Google-owned YouTube wants to get in on the skinny bundle game: YouTube is in conversations with programmers to launch some kind of live TV subscription service by next year, Variety was able to confirm Wednesday after talking to a source familiar with these efforts. Bloomberg first reported on YouTube’s plans earlier Wednesday; a YouTube spokesperson declined to comment.
The service is reportedly going to be called “Unplugged,” and YouTube aims to keep the costs for a cable TV-like bundle below $35. However, YouTube apparently hasn’t sealed any deals yet, and also hasn’t settled on a final model for its subscription service.
Some options include a more comprehensive bundle which would include the four big broadcasters as well as a handful of more popular cable channels. This would essentially mirror what Sony is offering subscribers of its Playstation Vue service.
Another option would include smaller bundles of cable channels around themes like comedy or lifestyle, something that’s closer to what Dish is selling consumers through its Sling TV service.
Google has been looking at different options to launch an online subscription service for years. However, there seems to be renewed interest the project thanks to shifts in the TV marketplace. Networks long resisted the idea of smaller bundles, but have recently warmed up to the concept to protect their value against pure online players like Netflix.
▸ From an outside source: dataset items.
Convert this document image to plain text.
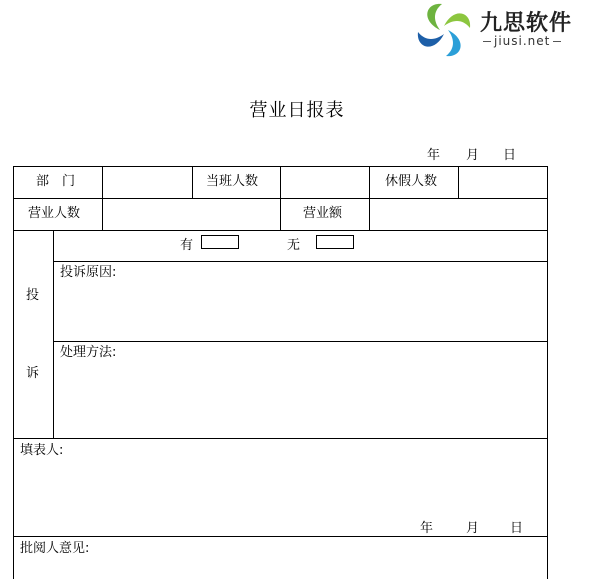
九思软件
jiusi.net
营业日报表
年 月 日
部　门	当班人数	休假人数
营业人数	营业额
投
诉
有	无
投诉原因:
处理方法:
填表人:
年	月 日
批阅人意见:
In addition to Playstation Vue and Sling TV, there are a number of other companies aiming to launch online subscription services that would carry some traditional networks. Hulu confirmed Wednesday that it wants to launch its own pay TV service next year, and a number of smaller players is looking to launch their own services in the coming months. Apple, Amazon and others have repeatedly looked into options to add live TV to their own products and platforms as well.
For Google, adding live TV would be another way to add subscription revenue at a time when competitors like Facebook and Snapchat are rapidly growing their own video platforms with the goal of stealing away ad dollars from YouTube.
The video site launched its own subscription service YouTube Red focused on ad-free viewing and exclusive content from homegrown talent last year. The company hasn’t released any metrics on Red yet, but Google CEO Sundar Pichai claimed during last week’s earnings call that Red was “very well received.”